"The Rules of the World" always reminds me of:
"In the way of heaven, what is lost is more than what is lacking. In the way of man, what is lost is more than enough."
Just like the annihilation of countless "insufficient" people in the movie COCO, can it set off the Gatsby-style carnival of "excessive" people in the castle.
I always thought that this was just a rule of class society, but COCO inspired me with a new perspective: it turns out that in many cases, this rule is "similarly available".
For example, when I was young, when I was still alive, I was a little remembered child. Everyone was playing hide and seek, and sometimes no one came to me, and the sun went down. In summer, my hands are often inexplicably dirty. Severe winter, severe frostbite, that terrible itching is still remembered more than ten years later. Then I thought, if I had a baby, would I have the heart to have her hands like that?
If I have a child.
Will she suffer as much as I do now.
I hope not. So I would never have the kind of family that COCO celebrates.
If I'm gone, is it like a little pet that died when we were ten years old, someone in the world will be sad for a while, really sad, but after that very short period of time, there's nothing left .

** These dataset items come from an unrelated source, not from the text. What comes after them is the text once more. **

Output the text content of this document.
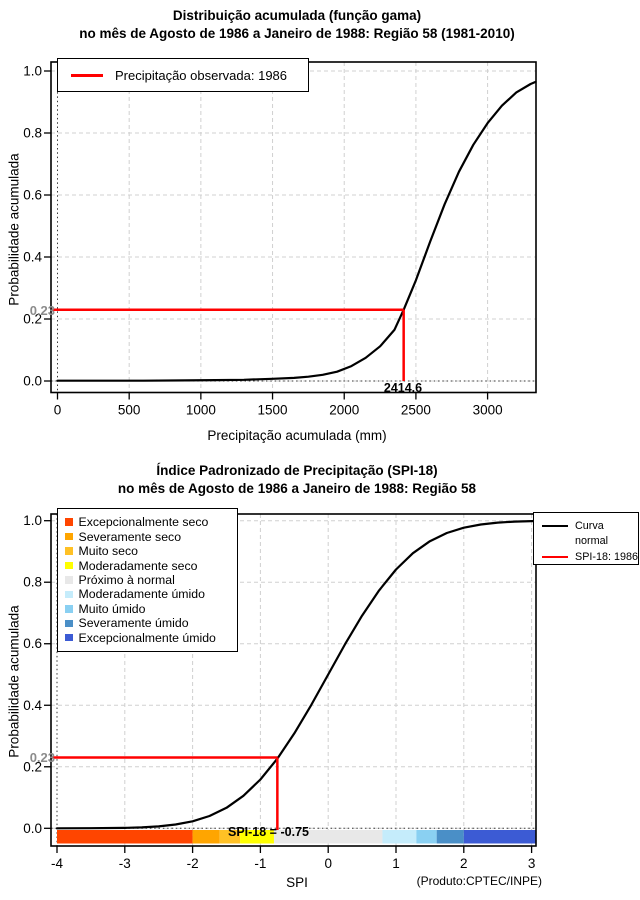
Distribuição acumulada (função gama)
no mês de Agosto de 1986 a Janeiro de 1988: Região 58 (1981-2010)
0	500	1000	1500	2000	2500	3000
0.0
0.2
0.4
0.6
0.8
1.0
Probabilidade acumulada
Precipitação acumulada (mm)
Precipitação observada: 1986
0.23
2414.6
Índice Padronizado de Precipitação (SPI-18)
no mês de Agosto de 1986 a Janeiro de 1988: Região 58
-4	-3	-2	-1	0	1	2	3
0.0
0.2
0.4
0.6
0.8
1.0
Probabilidade acumulada
SPI	(Produto:CPTEC/INPE)
Excepcionalmente seco
Severamente seco
Muito seco
Moderadamente seco
Próximo à normal
Moderadamente úmido
Muito úmido
Severamente úmido
Excepcionalmente úmido
Curva
normal
SPI-18: 1986
0.23
SPI-18 = -0.75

Fortunately, my world is not COCO's world, and I don't have to "die" a second time lonely and sad after leaving the world alone and sadly.
But I have to admit that what the film said is correct: if an individual wants to be different from a huge set of rules, there is a high probability that he will only be brutally crushed. The memory model of incense inheritance in COCO represents ordinary beings, the base of the pyramid. People who are unwilling to be a good pedestal will either challenge the one-in-a-million success, or they will become scum who will not hesitate to die. Naturally, there will be more dross, because the dross belongs to the bases of the pyramid bases.
Even if the decent protagonist finally successfully regains the power to be "remembered", will everything change? There are still people dying silently, and I feel like I am one of them.
So I cried a lot while watching the movie.